Researchers at University of California conducted a study, which though didn't show a causal relationship between sugar hypersensitivity and overeating, supported the idea that the growing number of America's obese youth may have a heightened psychological reward response to food.
This elevated sense of food reward- which involves being motivated by food and deriving a good feeling from it- could mean some children have brain circuitries that predispose them to crave more sugar throughout life.
First author Kerri Boutelle, PhD, said that they could detect the brain differences in children as young as 8 years old, and it was the most remarkable and clinically significant part of the study.
For the study, the UC San Diego team scanned the brains of 23 children, ranging in age from 8 to 12, while they tasted one-fifth of a teaspoon of water mixed with sucrose (table sugar).
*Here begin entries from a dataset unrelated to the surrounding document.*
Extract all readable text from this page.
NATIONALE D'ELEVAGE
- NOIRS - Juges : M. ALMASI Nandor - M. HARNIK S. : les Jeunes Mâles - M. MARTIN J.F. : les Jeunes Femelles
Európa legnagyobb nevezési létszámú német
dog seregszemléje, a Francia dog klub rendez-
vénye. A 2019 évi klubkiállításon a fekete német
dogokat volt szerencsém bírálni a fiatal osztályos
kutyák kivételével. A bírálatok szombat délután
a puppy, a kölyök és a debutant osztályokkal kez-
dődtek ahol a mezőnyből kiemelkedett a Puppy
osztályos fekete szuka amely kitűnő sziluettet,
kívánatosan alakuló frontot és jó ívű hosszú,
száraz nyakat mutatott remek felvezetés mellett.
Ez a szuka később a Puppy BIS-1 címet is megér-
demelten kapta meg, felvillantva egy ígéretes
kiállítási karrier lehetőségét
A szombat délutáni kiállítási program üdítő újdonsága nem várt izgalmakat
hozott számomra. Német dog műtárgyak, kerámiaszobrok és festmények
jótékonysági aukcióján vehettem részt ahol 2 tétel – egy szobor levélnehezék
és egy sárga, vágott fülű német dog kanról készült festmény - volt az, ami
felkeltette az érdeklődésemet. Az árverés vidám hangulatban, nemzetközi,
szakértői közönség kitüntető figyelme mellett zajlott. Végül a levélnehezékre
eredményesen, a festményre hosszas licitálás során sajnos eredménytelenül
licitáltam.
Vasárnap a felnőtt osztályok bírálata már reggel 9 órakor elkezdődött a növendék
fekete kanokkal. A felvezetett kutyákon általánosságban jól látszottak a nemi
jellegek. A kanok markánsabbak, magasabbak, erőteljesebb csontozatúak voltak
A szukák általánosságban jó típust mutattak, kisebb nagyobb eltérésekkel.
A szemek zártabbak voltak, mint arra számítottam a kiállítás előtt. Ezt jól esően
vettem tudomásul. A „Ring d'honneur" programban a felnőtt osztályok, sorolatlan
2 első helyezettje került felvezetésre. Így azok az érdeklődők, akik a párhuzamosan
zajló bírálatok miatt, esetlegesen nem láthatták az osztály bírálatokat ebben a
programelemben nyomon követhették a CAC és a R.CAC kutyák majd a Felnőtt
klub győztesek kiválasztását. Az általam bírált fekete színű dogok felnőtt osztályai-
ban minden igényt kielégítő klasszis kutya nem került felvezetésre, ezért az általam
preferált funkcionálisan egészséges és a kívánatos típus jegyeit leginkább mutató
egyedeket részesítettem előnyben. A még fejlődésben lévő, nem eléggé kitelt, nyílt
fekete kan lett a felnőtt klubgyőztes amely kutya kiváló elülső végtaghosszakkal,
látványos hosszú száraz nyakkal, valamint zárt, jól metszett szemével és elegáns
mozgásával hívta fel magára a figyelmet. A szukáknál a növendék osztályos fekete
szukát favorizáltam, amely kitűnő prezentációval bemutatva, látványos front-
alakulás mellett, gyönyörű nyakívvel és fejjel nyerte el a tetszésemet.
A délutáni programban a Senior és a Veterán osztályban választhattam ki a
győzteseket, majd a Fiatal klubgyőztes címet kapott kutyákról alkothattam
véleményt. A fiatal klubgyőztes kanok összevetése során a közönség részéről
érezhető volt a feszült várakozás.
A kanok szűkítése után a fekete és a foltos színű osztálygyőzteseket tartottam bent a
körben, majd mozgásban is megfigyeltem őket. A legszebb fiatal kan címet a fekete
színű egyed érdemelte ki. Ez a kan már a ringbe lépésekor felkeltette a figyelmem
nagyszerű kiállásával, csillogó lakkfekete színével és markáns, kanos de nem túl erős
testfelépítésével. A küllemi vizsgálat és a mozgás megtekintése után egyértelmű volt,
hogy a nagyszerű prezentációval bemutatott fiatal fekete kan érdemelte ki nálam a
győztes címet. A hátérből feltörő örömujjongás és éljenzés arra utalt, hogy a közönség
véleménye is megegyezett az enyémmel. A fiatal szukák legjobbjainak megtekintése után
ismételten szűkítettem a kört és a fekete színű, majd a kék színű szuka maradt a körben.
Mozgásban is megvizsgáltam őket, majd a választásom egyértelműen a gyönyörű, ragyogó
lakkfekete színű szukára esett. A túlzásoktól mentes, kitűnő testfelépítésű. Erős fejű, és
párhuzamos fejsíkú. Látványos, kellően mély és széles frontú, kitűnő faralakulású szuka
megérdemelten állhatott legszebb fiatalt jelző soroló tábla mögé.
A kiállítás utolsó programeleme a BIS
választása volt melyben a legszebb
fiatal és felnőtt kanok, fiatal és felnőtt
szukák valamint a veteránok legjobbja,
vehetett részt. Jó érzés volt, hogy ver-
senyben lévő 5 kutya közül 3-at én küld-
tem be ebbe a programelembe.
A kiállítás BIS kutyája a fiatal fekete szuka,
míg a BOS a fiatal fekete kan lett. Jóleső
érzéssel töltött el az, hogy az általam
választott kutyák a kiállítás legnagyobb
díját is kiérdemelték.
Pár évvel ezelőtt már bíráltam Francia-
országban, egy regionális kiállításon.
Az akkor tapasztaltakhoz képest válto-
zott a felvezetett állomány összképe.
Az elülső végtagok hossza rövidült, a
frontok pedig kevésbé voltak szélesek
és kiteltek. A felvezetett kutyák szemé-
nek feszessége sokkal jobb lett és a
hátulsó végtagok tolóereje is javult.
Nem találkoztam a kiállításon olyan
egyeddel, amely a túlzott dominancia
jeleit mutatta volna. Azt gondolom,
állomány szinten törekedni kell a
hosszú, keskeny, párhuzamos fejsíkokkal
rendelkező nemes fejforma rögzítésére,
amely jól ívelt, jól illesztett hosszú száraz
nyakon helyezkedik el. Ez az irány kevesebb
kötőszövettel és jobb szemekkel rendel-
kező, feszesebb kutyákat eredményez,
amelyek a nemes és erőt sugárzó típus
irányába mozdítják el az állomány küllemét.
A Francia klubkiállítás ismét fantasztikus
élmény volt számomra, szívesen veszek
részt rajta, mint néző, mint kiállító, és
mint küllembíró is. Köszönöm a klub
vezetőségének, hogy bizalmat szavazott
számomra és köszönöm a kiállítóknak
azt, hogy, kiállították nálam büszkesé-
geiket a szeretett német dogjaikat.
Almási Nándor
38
The children were directed to swirl the sugar-water mix in the mouth with their eyes closed, while focusing on its taste.
The brain images showed that obese children had heightened activity in the insular cortex and amygdala, regions of the brain involved in perception, emotion, awareness, taste, motivation and reward.
Notably, the obese children did not show any heightened neuronal activity in a third area of the brain- the striatum- that is also part of the response-reward circuitry and whose activity has, in other studies, been associated with obesity in adults.
The striatum, however, does not develop fully until adolescence. The researchers said one of the interesting aspects of the study is that the brain scans may be documenting, for the first time, the early development of the food reward circuitry in pre-adolescents.
According to studies, children who are obese have an 80 to 90 percent chance of growing up to become obese adults.
The study is published online in International Journal of Obesity.